Chapter 35
Executable Program Interpreter: liboskit_exec.a

The OSKit provides a small library that can recognize and load program executables in a variety of formats. It is analogous to the GNU Binary File Descriptor (BFD) library, except that it only supports loading linked program executables rather than general reading and writing of all types of object files. For this reason, it is much smaller and simpler than BFD.

Furthermore, as with the other OSKit components, the executable interpreter library is designed to be as generic and environment-independent as possible, so that it can readily be used in any situation in which it is useful. For example, the library does not directly do any memory allocation; it operates purely using memory provided to it explicitly. Furthermore, it does not make any assumptions about how a program’s code and data are to be written into the proper target address space; instead it uses generic callback functions for this purpose. All of the library functions are pure, not containing or relying on any global shared state.

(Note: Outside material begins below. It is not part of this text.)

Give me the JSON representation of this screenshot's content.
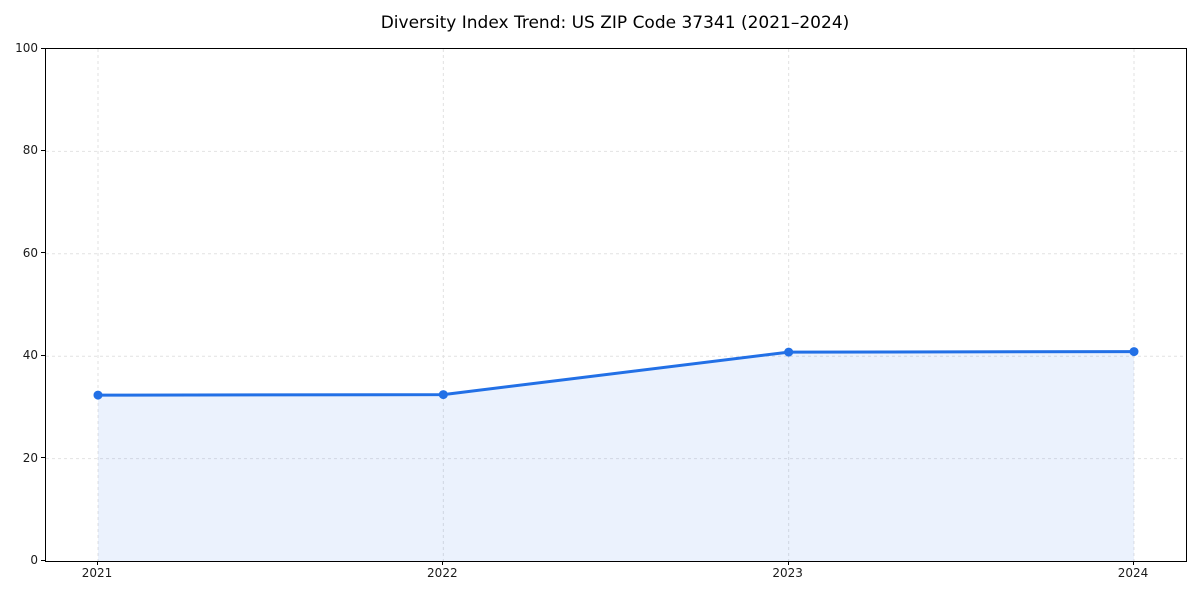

All of the executable loading functions take pointers to two callback functions as parameters; the library calls these functions, which the client OS must provide, to load data from the executable and map or copy it into the address space of the program being loaded. Since all loading is done through these callback functions, the OSKit’s executable interpreter code can be used to load executables either into the same address space as the program currently running (e.g., loading a kernel from a boot loader) or into a different address space. The prototypes and semantics of these callback functions are defined below, in Section 35.2.

35.1 Header Files

This section describes the header files provided with the OSKit’s executable interpreter library. For normal use of the library, only exec.h is needed; however, the other headers are provided as a convenience for clients that need to do their own executable interpretation.

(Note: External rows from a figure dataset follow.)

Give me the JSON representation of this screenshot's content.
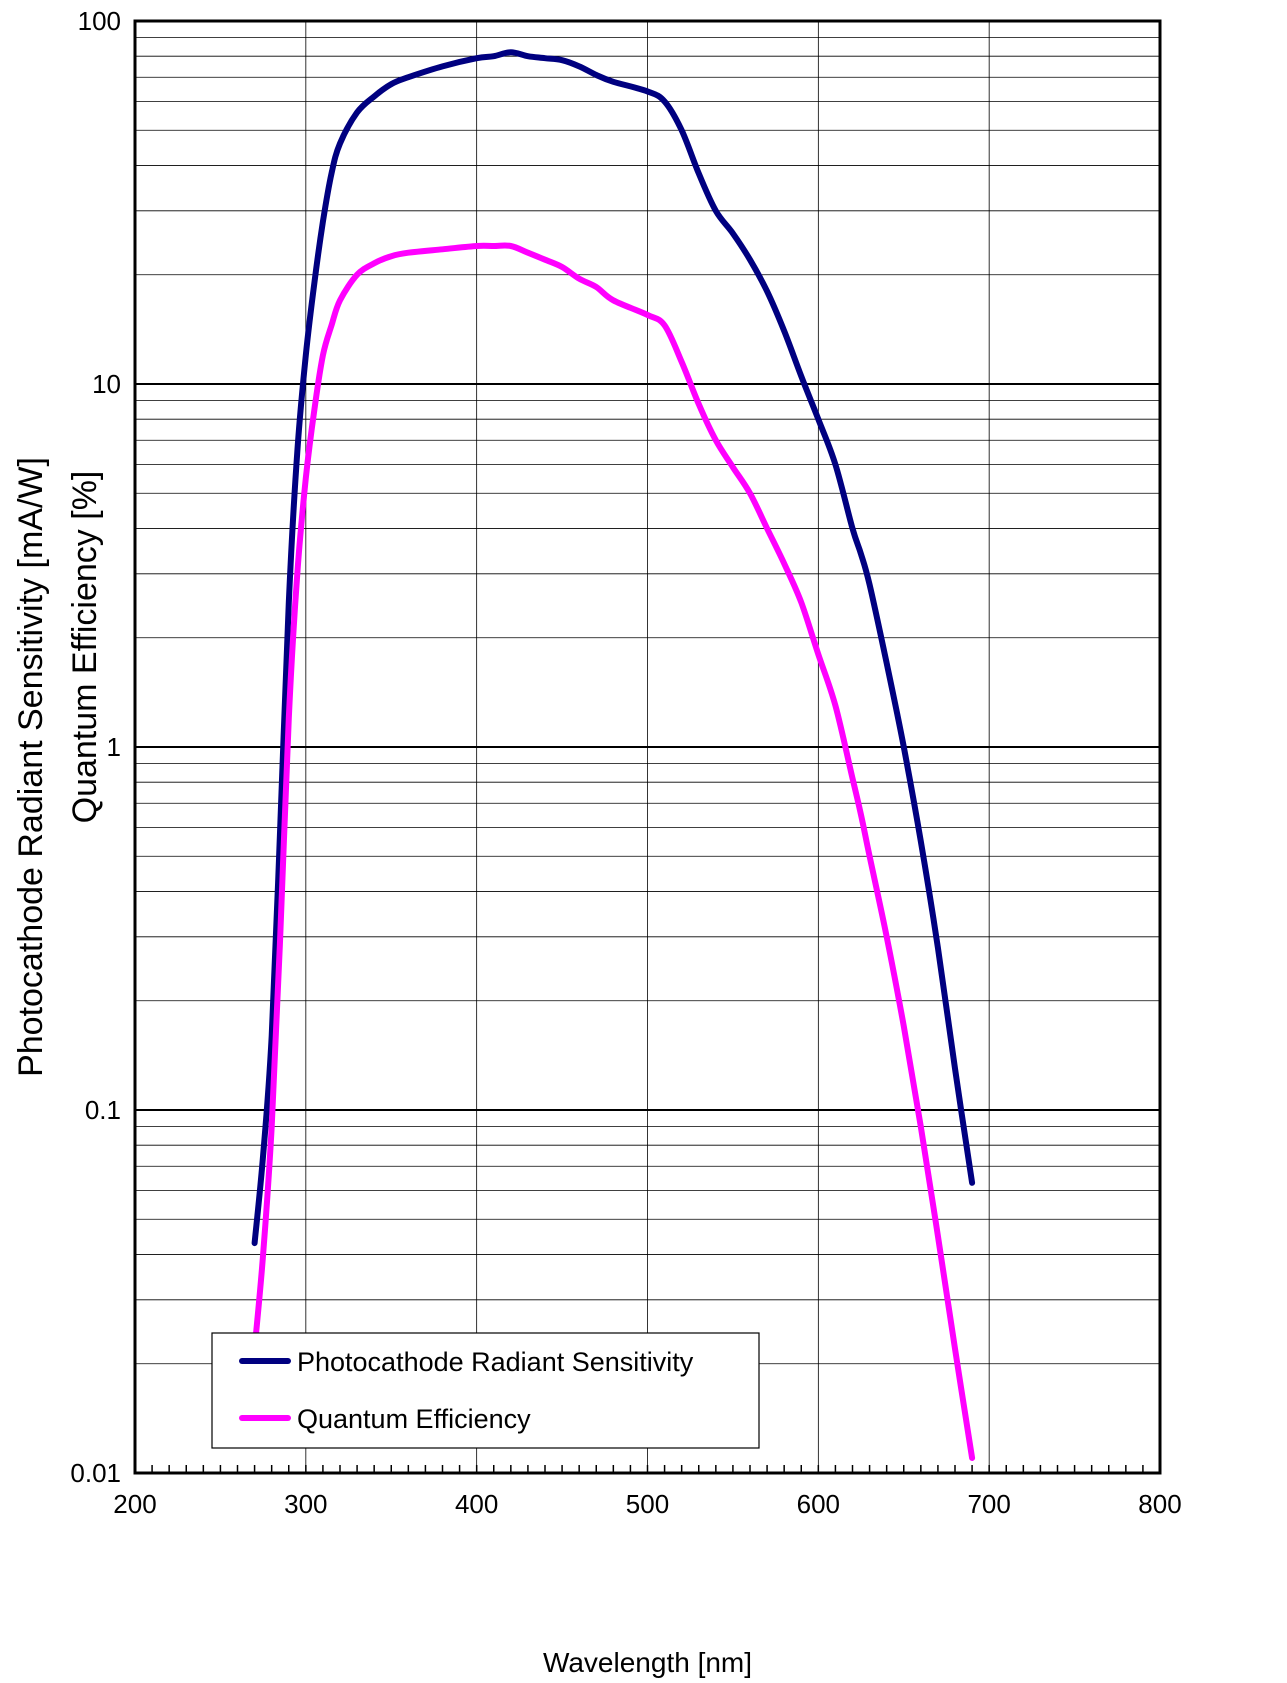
{
  "chart_data": {
    "type": "line",
    "title": "",
    "xlabel": "Wavelength [nm]",
    "ylabel_lines": [
      "Photocathode Radiant Sensitivity [mA/W]",
      "Quantum Efficiency [%]"
    ],
    "xlim": [
      200,
      800
    ],
    "ylim": [
      0.01,
      100
    ],
    "yscale": "log",
    "grid": true,
    "x_ticks": [
      "200",
      "300",
      "400",
      "500",
      "600",
      "700",
      "800"
    ],
    "y_ticks": [
      "0.01",
      "0.1",
      "1",
      "10",
      "100"
    ],
    "legend_position": "bottom-left",
    "series": [
      {
        "name": "Photocathode Radiant Sensitivity",
        "color": "#000080",
        "x": [
          270,
          275,
          280,
          285,
          290,
          295,
          300,
          305,
          310,
          315,
          320,
          330,
          340,
          350,
          360,
          380,
          400,
          410,
          420,
          430,
          440,
          450,
          460,
          470,
          480,
          500,
          510,
          520,
          530,
          540,
          550,
          560,
          570,
          580,
          590,
          600,
          610,
          620,
          625,
          630,
          640,
          650,
          660,
          670,
          680,
          690
        ],
        "y": [
          0.043,
          0.075,
          0.16,
          0.6,
          2.5,
          6.5,
          12,
          19,
          28,
          38,
          46,
          56,
          62,
          67,
          70,
          75,
          79,
          80,
          82,
          80,
          79,
          78,
          75,
          71,
          68,
          64,
          60,
          50,
          38,
          30,
          26,
          22,
          18,
          14,
          10.5,
          8,
          6,
          4,
          3.4,
          2.8,
          1.7,
          1,
          0.55,
          0.28,
          0.13,
          0.063
        ]
      },
      {
        "name": "Quantum Efficiency",
        "color": "#FF00FF",
        "x": [
          270,
          275,
          280,
          285,
          290,
          295,
          300,
          305,
          310,
          315,
          320,
          330,
          340,
          350,
          360,
          380,
          400,
          410,
          420,
          430,
          440,
          450,
          460,
          470,
          480,
          500,
          510,
          520,
          530,
          540,
          550,
          560,
          570,
          580,
          590,
          600,
          610,
          620,
          625,
          630,
          640,
          650,
          660,
          670,
          680,
          690
        ],
        "y": [
          0.022,
          0.04,
          0.09,
          0.3,
          1.2,
          3,
          5.5,
          8.5,
          12,
          14.5,
          17,
          20,
          21.5,
          22.5,
          23,
          23.5,
          24,
          24,
          24,
          23,
          22,
          21,
          19.5,
          18.5,
          17,
          15.5,
          14.5,
          11.5,
          8.8,
          7,
          5.9,
          5,
          4,
          3.2,
          2.5,
          1.8,
          1.3,
          0.82,
          0.65,
          0.5,
          0.3,
          0.17,
          0.09,
          0.045,
          0.022,
          0.011
        ]
      }
    ]
  }
}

35.1.1 exec.h: definitions for executable interpreter functions

DESCRIPTION

This header file contains all the function prototypes for the executable loading functions described below, and all other symbol definitions required to use the executable program interpreter functions. Ths exec.h header file also defines the following error codes, returned from the executable loading functions:

EX_NOT_EXECUTABLE:
Indicates that the file is not in any recognized executable format.
EX_WRONG_ARCH:
Indicates that the file is in a recognized executable file format, but it is an executable for a different processor architecture.
EX_CORRUPT:
Indicates that the file appears to be an executable file in a recognized format, but something is seriously wrong with it (e.g., the file was truncated or mangled).
EX_BAD_LAYOUT:
Indicates that something is wrong with the memory or file image layout described by the executable file.

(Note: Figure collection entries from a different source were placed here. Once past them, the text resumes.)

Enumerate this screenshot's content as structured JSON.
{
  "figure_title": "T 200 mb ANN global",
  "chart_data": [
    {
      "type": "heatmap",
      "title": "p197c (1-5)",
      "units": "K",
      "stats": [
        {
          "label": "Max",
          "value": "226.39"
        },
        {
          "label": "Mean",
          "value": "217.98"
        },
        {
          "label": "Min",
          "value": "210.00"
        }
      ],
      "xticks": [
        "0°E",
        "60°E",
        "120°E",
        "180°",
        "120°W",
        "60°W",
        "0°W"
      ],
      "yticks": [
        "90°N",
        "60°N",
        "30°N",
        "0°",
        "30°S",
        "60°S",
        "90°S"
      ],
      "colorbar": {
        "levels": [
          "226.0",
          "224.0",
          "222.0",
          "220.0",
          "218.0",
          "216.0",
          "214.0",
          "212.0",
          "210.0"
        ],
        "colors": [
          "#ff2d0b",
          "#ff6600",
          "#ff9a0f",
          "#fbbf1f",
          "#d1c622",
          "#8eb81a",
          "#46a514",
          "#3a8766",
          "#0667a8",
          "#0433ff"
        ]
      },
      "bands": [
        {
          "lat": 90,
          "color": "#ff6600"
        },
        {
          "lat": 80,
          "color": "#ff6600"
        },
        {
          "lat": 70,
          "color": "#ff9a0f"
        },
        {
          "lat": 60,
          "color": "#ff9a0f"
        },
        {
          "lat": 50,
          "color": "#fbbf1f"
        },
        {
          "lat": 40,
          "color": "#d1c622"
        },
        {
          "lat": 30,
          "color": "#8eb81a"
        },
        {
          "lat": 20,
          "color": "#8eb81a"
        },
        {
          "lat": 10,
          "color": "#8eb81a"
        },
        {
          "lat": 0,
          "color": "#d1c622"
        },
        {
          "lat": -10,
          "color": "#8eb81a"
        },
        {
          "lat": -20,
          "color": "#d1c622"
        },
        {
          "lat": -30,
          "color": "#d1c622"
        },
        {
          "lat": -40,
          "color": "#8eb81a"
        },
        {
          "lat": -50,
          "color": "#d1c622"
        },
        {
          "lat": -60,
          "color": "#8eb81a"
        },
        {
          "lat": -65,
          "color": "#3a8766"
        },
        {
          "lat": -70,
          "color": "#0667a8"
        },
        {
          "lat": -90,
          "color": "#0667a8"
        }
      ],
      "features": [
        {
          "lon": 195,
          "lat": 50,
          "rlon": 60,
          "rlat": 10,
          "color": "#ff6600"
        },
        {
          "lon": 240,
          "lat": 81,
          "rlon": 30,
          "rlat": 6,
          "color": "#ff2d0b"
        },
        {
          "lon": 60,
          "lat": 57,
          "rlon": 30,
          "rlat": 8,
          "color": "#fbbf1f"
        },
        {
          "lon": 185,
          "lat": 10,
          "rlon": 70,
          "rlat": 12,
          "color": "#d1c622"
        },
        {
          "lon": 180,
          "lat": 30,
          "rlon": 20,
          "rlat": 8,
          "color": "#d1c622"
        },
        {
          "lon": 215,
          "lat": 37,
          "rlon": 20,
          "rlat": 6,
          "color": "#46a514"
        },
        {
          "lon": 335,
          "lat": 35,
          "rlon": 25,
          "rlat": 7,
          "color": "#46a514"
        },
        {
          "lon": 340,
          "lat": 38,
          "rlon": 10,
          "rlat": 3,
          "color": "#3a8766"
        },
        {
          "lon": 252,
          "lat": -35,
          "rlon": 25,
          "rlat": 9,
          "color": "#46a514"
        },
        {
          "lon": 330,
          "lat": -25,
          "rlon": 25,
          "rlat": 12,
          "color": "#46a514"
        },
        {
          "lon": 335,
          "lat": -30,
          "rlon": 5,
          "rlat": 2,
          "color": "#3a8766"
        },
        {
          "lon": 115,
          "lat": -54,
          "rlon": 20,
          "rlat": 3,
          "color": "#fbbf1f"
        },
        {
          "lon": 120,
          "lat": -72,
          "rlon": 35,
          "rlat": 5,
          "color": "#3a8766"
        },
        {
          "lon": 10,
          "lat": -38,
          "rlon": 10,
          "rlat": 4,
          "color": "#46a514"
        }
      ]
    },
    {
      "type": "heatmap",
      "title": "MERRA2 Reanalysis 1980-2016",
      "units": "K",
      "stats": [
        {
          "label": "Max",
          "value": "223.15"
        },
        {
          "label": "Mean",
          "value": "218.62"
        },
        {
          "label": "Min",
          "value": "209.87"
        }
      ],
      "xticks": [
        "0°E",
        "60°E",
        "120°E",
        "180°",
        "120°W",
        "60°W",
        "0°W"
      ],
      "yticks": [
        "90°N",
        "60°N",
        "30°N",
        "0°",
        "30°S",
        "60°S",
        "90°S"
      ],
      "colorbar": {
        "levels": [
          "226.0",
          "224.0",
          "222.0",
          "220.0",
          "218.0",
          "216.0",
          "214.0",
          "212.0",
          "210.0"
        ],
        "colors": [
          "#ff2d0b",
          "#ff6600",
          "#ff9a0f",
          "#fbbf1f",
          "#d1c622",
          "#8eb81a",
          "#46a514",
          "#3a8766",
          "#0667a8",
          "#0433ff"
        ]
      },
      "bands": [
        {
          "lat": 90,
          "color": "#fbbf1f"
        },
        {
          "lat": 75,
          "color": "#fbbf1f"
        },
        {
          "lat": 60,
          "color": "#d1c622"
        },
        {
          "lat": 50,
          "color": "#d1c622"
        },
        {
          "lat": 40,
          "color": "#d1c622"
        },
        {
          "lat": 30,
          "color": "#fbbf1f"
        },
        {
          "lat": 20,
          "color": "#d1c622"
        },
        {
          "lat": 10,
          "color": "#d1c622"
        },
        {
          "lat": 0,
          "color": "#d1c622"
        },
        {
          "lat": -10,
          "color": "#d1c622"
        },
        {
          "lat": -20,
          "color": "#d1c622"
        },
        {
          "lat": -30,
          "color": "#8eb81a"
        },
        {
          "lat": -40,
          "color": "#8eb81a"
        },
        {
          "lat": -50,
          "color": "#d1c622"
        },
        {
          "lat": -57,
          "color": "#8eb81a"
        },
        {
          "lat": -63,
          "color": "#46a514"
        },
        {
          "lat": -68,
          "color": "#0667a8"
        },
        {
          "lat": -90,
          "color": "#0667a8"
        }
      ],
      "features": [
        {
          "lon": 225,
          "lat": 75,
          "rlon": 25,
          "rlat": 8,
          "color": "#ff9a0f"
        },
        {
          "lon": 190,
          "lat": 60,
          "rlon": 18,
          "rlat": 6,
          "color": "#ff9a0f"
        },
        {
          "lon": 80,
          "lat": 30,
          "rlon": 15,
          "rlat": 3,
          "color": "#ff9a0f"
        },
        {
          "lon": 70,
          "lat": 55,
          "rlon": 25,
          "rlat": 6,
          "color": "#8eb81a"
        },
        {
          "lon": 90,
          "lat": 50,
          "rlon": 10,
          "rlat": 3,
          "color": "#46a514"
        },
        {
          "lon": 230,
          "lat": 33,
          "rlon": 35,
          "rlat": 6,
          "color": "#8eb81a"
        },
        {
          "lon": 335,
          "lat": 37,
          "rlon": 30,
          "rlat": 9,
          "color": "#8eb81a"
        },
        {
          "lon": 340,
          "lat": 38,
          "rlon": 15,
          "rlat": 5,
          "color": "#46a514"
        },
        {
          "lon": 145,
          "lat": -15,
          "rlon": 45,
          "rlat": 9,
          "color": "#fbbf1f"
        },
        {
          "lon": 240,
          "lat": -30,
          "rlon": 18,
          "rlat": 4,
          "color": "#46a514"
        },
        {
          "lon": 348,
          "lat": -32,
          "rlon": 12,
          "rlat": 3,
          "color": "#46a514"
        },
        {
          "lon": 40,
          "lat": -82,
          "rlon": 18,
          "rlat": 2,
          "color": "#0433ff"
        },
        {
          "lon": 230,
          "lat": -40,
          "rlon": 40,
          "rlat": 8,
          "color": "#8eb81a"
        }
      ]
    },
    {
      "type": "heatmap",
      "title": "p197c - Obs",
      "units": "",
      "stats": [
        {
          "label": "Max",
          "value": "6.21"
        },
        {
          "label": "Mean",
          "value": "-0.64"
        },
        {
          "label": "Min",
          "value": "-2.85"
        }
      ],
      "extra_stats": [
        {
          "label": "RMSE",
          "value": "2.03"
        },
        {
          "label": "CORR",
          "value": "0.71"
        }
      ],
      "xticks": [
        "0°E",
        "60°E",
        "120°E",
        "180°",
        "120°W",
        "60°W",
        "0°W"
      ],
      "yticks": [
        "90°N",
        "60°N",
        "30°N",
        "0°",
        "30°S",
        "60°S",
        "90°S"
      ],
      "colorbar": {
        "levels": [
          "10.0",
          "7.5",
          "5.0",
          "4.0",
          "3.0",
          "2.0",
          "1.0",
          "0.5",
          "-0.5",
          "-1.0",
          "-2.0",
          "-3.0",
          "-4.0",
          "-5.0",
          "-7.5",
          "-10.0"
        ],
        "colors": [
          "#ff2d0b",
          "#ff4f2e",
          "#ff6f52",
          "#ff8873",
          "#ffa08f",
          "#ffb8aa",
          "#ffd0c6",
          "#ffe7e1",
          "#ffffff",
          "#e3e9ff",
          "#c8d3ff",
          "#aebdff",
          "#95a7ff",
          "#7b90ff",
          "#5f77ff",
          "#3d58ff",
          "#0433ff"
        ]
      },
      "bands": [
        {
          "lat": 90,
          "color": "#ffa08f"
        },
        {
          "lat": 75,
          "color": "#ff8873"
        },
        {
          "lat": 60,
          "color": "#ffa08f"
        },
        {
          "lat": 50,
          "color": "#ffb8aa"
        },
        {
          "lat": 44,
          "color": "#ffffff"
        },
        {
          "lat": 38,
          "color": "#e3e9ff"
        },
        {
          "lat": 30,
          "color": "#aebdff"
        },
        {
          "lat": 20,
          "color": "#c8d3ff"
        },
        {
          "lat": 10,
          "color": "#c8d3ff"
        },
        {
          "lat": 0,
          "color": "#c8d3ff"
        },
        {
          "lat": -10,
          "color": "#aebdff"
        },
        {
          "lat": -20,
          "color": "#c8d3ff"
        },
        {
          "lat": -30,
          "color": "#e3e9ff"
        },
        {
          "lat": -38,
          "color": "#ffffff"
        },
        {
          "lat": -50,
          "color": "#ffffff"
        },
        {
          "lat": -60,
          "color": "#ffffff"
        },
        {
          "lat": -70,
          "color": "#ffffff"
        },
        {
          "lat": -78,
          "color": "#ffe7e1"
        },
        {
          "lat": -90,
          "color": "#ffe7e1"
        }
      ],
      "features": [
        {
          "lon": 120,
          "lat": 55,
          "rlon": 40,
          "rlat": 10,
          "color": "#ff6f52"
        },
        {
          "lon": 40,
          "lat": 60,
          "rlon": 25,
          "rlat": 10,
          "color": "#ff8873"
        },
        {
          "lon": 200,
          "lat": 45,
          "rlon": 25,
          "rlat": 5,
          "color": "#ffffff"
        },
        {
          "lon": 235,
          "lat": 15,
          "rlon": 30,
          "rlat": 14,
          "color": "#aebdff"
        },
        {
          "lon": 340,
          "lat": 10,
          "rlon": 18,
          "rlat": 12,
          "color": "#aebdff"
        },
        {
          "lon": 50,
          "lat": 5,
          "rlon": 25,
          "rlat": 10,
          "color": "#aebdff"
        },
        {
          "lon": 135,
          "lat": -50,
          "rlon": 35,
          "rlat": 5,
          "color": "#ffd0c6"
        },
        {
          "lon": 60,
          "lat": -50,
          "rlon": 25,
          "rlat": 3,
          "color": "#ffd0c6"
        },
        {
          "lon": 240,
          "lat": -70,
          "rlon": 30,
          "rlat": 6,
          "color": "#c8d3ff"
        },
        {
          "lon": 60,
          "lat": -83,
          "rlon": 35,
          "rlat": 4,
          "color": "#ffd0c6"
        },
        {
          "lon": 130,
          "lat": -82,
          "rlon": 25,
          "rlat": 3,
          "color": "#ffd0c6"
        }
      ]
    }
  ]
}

35.1.2 a.out.h: semi-standard a.out file format definitions

DESCRIPTION

This header file defines a set of structures and symbols describing a.out-format object and executable files. Since the a.out format is extremely nonstandard and varies widely even across different operating systems for the same processor architecture, this header file only provides a minimal, “least-common-denominator” set of definitions that applies to all the a.out variants we know of. Therefore, actually interpreting a.out files requires considerably more information than is provided in this header file; for more information, see the source code for the OSKit’s a.out interpreter, in exec/x86/aout.c.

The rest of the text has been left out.